The fawn, who has been nicknamed "Pig Pen" because of her messy eating habits, still had curled ears, Bird said. Ears usually uncurl when a deer is between three and five days old.

"She was a new, new baby," Bird said, weighing only about 4 pounds.

Bird has been acting as her mother, bottle feeding her until she is ready to be put in a pen with the six other fawns currently residing there. Once they get to that stage, bottles are dispersed through machine, so that the animals do not develop a dependence on people.

"If they don't get raised wild, they'll get killed," Bird explained.

Once they are ready, the group of grown fawns will be released into the wild together, she said, at an undisclosed location. It usually happens in late summer or early fall.

Bird said she has seen groups of deer she raised in the clinic who are now out in the wild and have survived through the winter.

She said the fawn's mother may not have been so lucky over the last few weeks.

The doe may have been killed, or she could have been waiting for predators to leave, when the fawn was found. Hayden said neither he nor Casey saw any other deer in the area.

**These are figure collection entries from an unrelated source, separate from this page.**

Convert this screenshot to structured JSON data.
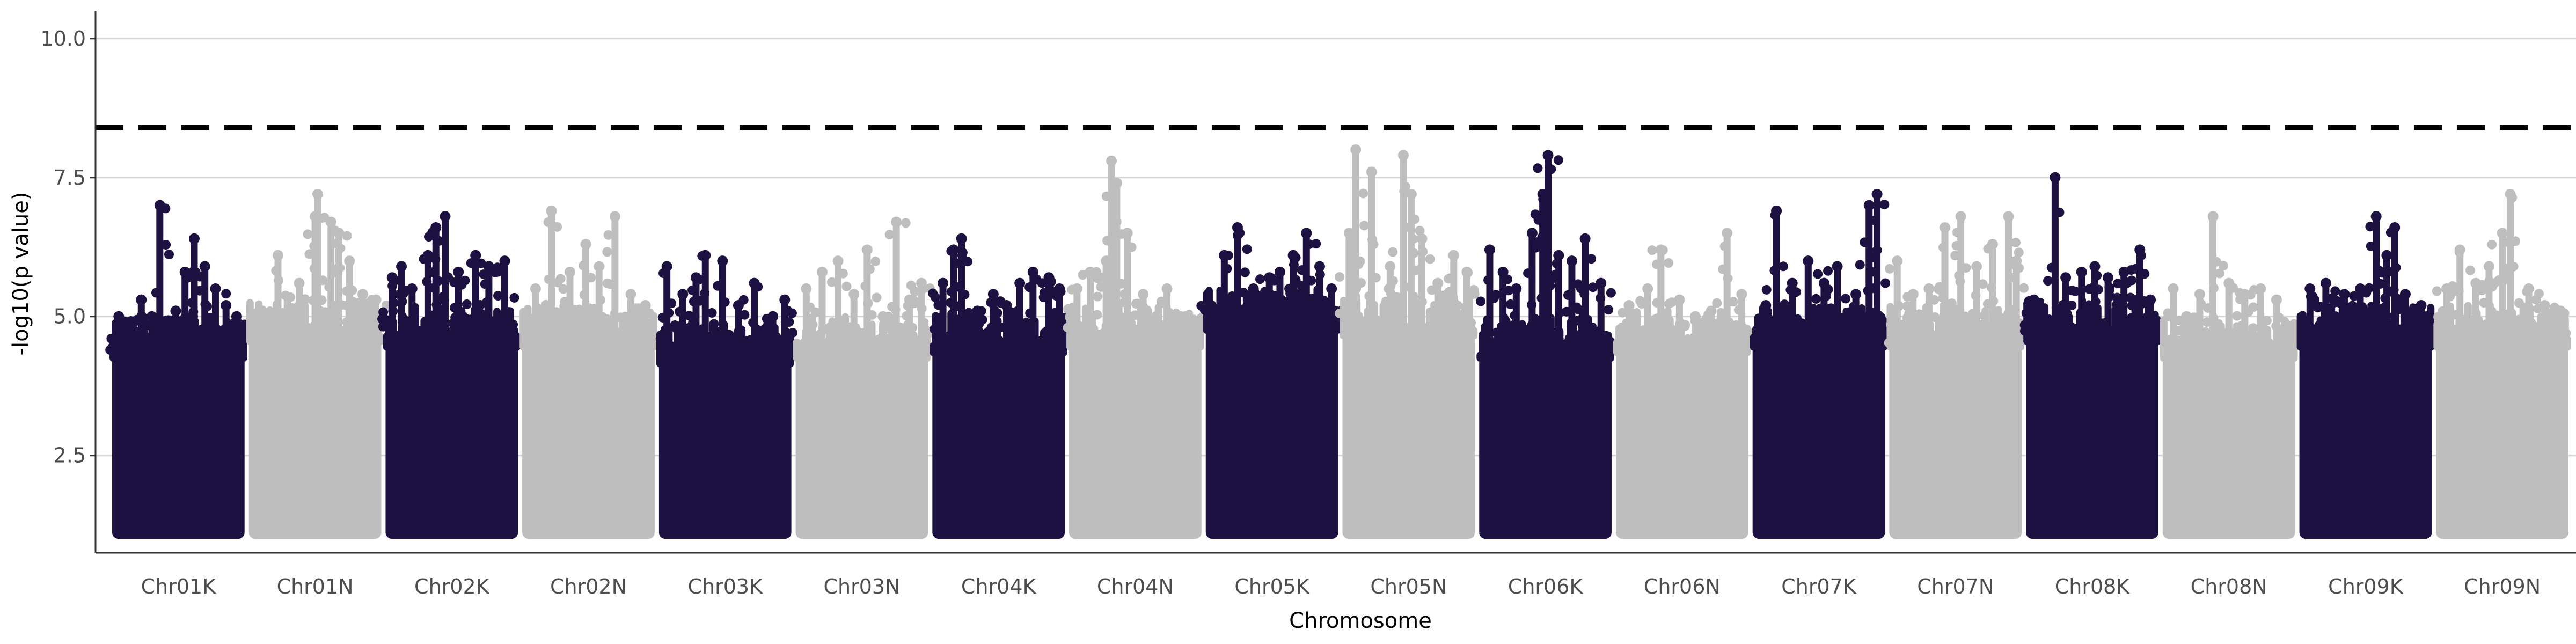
{
  "chart_data": {
    "type": "scatter",
    "title": "",
    "xlabel": "Chromosome",
    "ylabel": "-log10(p value)",
    "ylim": [
      0.75,
      10.5
    ],
    "y_ticks": [
      "2.5",
      "5.0",
      "7.5",
      "10.0"
    ],
    "y_tick_values": [
      2.5,
      5.0,
      7.5,
      10.0
    ],
    "grid": "horizontal major lines",
    "threshold": {
      "value": 8.4,
      "style": "dashed",
      "color": "#000000"
    },
    "colors": {
      "dark": "#1d1142",
      "light": "#bebebe"
    },
    "categories": [
      "Chr01K",
      "Chr01N",
      "Chr02K",
      "Chr02N",
      "Chr03K",
      "Chr03N",
      "Chr04K",
      "Chr04N",
      "Chr05K",
      "Chr05N",
      "Chr06K",
      "Chr06N",
      "Chr07K",
      "Chr07N",
      "Chr08K",
      "Chr08N",
      "Chr09K",
      "Chr09N"
    ],
    "series": [
      {
        "category": "Chr01K",
        "color": "dark",
        "dense_top": 4.3,
        "peaks": [
          [
            0.05,
            5.0
          ],
          [
            0.1,
            4.9
          ],
          [
            0.22,
            5.3
          ],
          [
            0.3,
            5.0
          ],
          [
            0.36,
            7.0
          ],
          [
            0.48,
            5.1
          ],
          [
            0.55,
            5.8
          ],
          [
            0.62,
            6.4
          ],
          [
            0.7,
            5.9
          ],
          [
            0.78,
            5.5
          ],
          [
            0.86,
            5.2
          ],
          [
            0.94,
            5.0
          ]
        ]
      },
      {
        "category": "Chr01N",
        "color": "light",
        "dense_top": 4.6,
        "peaks": [
          [
            0.1,
            5.1
          ],
          [
            0.22,
            6.1
          ],
          [
            0.38,
            5.6
          ],
          [
            0.5,
            6.8
          ],
          [
            0.52,
            7.2
          ],
          [
            0.62,
            6.7
          ],
          [
            0.68,
            6.5
          ],
          [
            0.76,
            6.0
          ],
          [
            0.86,
            5.4
          ],
          [
            0.96,
            5.3
          ]
        ]
      },
      {
        "category": "Chr02K",
        "color": "dark",
        "dense_top": 4.5,
        "peaks": [
          [
            0.05,
            5.7
          ],
          [
            0.12,
            5.9
          ],
          [
            0.2,
            5.5
          ],
          [
            0.32,
            6.1
          ],
          [
            0.38,
            6.6
          ],
          [
            0.45,
            6.8
          ],
          [
            0.55,
            5.8
          ],
          [
            0.68,
            6.1
          ],
          [
            0.78,
            5.9
          ],
          [
            0.9,
            6.0
          ]
        ]
      },
      {
        "category": "Chr02N",
        "color": "light",
        "dense_top": 4.5,
        "peaks": [
          [
            0.1,
            5.5
          ],
          [
            0.22,
            6.9
          ],
          [
            0.36,
            5.8
          ],
          [
            0.48,
            6.3
          ],
          [
            0.58,
            5.9
          ],
          [
            0.7,
            6.8
          ],
          [
            0.82,
            5.4
          ],
          [
            0.93,
            5.2
          ]
        ]
      },
      {
        "category": "Chr03K",
        "color": "dark",
        "dense_top": 4.2,
        "peaks": [
          [
            0.06,
            5.9
          ],
          [
            0.18,
            5.4
          ],
          [
            0.28,
            5.7
          ],
          [
            0.35,
            6.1
          ],
          [
            0.48,
            6.0
          ],
          [
            0.6,
            5.2
          ],
          [
            0.72,
            5.6
          ],
          [
            0.86,
            5.0
          ],
          [
            0.95,
            5.3
          ]
        ]
      },
      {
        "category": "Chr03N",
        "color": "light",
        "dense_top": 4.3,
        "peaks": [
          [
            0.08,
            5.5
          ],
          [
            0.2,
            5.8
          ],
          [
            0.32,
            6.0
          ],
          [
            0.44,
            5.4
          ],
          [
            0.54,
            6.2
          ],
          [
            0.66,
            5.0
          ],
          [
            0.76,
            6.7
          ],
          [
            0.86,
            5.3
          ],
          [
            0.95,
            5.6
          ]
        ]
      },
      {
        "category": "Chr04K",
        "color": "dark",
        "dense_top": 4.4,
        "peaks": [
          [
            0.08,
            5.6
          ],
          [
            0.16,
            6.2
          ],
          [
            0.22,
            6.4
          ],
          [
            0.34,
            5.1
          ],
          [
            0.46,
            5.4
          ],
          [
            0.56,
            5.2
          ],
          [
            0.66,
            5.6
          ],
          [
            0.76,
            5.8
          ],
          [
            0.88,
            5.7
          ],
          [
            0.96,
            5.5
          ]
        ]
      },
      {
        "category": "Chr04N",
        "color": "light",
        "dense_top": 4.5,
        "peaks": [
          [
            0.06,
            5.5
          ],
          [
            0.16,
            5.8
          ],
          [
            0.28,
            6.0
          ],
          [
            0.32,
            7.8
          ],
          [
            0.36,
            7.4
          ],
          [
            0.44,
            6.5
          ],
          [
            0.56,
            5.4
          ],
          [
            0.66,
            5.0
          ],
          [
            0.74,
            5.5
          ],
          [
            0.88,
            5.0
          ]
        ]
      },
      {
        "category": "Chr05K",
        "color": "dark",
        "dense_top": 4.8,
        "peaks": [
          [
            0.04,
            5.2
          ],
          [
            0.14,
            6.1
          ],
          [
            0.24,
            6.6
          ],
          [
            0.36,
            5.5
          ],
          [
            0.48,
            5.7
          ],
          [
            0.56,
            5.8
          ],
          [
            0.66,
            6.1
          ],
          [
            0.76,
            6.5
          ],
          [
            0.86,
            5.9
          ],
          [
            0.95,
            5.5
          ]
        ]
      },
      {
        "category": "Chr05N",
        "color": "light",
        "dense_top": 4.7,
        "peaks": [
          [
            0.05,
            6.5
          ],
          [
            0.1,
            8.0
          ],
          [
            0.22,
            7.6
          ],
          [
            0.36,
            5.9
          ],
          [
            0.46,
            7.9
          ],
          [
            0.52,
            7.2
          ],
          [
            0.6,
            6.4
          ],
          [
            0.72,
            5.6
          ],
          [
            0.84,
            6.1
          ],
          [
            0.94,
            5.8
          ]
        ]
      },
      {
        "category": "Chr06K",
        "color": "dark",
        "dense_top": 4.3,
        "peaks": [
          [
            0.08,
            6.2
          ],
          [
            0.18,
            5.8
          ],
          [
            0.28,
            5.5
          ],
          [
            0.4,
            6.5
          ],
          [
            0.48,
            7.2
          ],
          [
            0.52,
            7.9
          ],
          [
            0.6,
            6.1
          ],
          [
            0.7,
            6.0
          ],
          [
            0.8,
            6.4
          ],
          [
            0.92,
            5.6
          ]
        ]
      },
      {
        "category": "Chr06N",
        "color": "light",
        "dense_top": 4.4,
        "peaks": [
          [
            0.1,
            5.2
          ],
          [
            0.24,
            5.5
          ],
          [
            0.34,
            6.2
          ],
          [
            0.48,
            5.3
          ],
          [
            0.6,
            5.0
          ],
          [
            0.72,
            5.1
          ],
          [
            0.84,
            6.5
          ],
          [
            0.95,
            5.4
          ]
        ]
      },
      {
        "category": "Chr07K",
        "color": "dark",
        "dense_top": 4.5,
        "peaks": [
          [
            0.1,
            5.2
          ],
          [
            0.18,
            6.9
          ],
          [
            0.3,
            5.6
          ],
          [
            0.42,
            6.0
          ],
          [
            0.54,
            5.6
          ],
          [
            0.64,
            5.9
          ],
          [
            0.78,
            5.4
          ],
          [
            0.88,
            7.0
          ],
          [
            0.94,
            7.2
          ]
        ]
      },
      {
        "category": "Chr07N",
        "color": "light",
        "dense_top": 4.5,
        "peaks": [
          [
            0.06,
            6.0
          ],
          [
            0.18,
            5.4
          ],
          [
            0.3,
            5.5
          ],
          [
            0.42,
            6.6
          ],
          [
            0.54,
            6.8
          ],
          [
            0.66,
            5.9
          ],
          [
            0.78,
            6.3
          ],
          [
            0.9,
            6.8
          ],
          [
            0.96,
            6.0
          ]
        ]
      },
      {
        "category": "Chr08K",
        "color": "dark",
        "dense_top": 4.6,
        "peaks": [
          [
            0.06,
            5.3
          ],
          [
            0.22,
            7.5
          ],
          [
            0.3,
            5.7
          ],
          [
            0.42,
            5.8
          ],
          [
            0.52,
            5.9
          ],
          [
            0.62,
            5.7
          ],
          [
            0.74,
            5.8
          ],
          [
            0.86,
            6.2
          ],
          [
            0.94,
            5.3
          ]
        ]
      },
      {
        "category": "Chr08N",
        "color": "light",
        "dense_top": 4.3,
        "peaks": [
          [
            0.08,
            5.5
          ],
          [
            0.18,
            5.0
          ],
          [
            0.28,
            5.4
          ],
          [
            0.38,
            6.8
          ],
          [
            0.5,
            5.6
          ],
          [
            0.62,
            5.4
          ],
          [
            0.74,
            5.5
          ],
          [
            0.86,
            5.3
          ]
        ]
      },
      {
        "category": "Chr09K",
        "color": "dark",
        "dense_top": 4.5,
        "peaks": [
          [
            0.08,
            5.5
          ],
          [
            0.2,
            5.6
          ],
          [
            0.34,
            5.4
          ],
          [
            0.46,
            5.5
          ],
          [
            0.58,
            6.8
          ],
          [
            0.66,
            6.1
          ],
          [
            0.72,
            6.6
          ],
          [
            0.8,
            5.4
          ],
          [
            0.92,
            5.2
          ]
        ]
      },
      {
        "category": "Chr09N",
        "color": "light",
        "dense_top": 4.5,
        "peaks": [
          [
            0.08,
            5.5
          ],
          [
            0.18,
            6.2
          ],
          [
            0.3,
            5.6
          ],
          [
            0.4,
            5.9
          ],
          [
            0.5,
            6.5
          ],
          [
            0.56,
            7.2
          ],
          [
            0.7,
            5.5
          ],
          [
            0.82,
            5.2
          ],
          [
            0.94,
            5.1
          ]
        ]
      }
    ]
  }
}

In the first two to three weeks of life, fawns cannot keep up with their mothers, so they camp out in a bush while Mom hunts for food, Bird explained. But if there is a predator nearby, the mother will wait until the coast is clear, even up to eight hours if she has to, leaving the fawn alone.

Once she returns, she can then move the fawn to another location if she feels the need. But in the meantime, sometimes the fawns "get parked in really weird places," Bird said, even the middle of the road.

"We try to encourage people to leave them," she said, but sometimes people have to intervene because the fawns' strong cry used when the mother is not nearby can attract coyotes.

Hayden and Casey made the right decision jumping into action, she said.

"I just want to thank the kids," Bird said.

"Bless their little hearts. She's only alive because of them."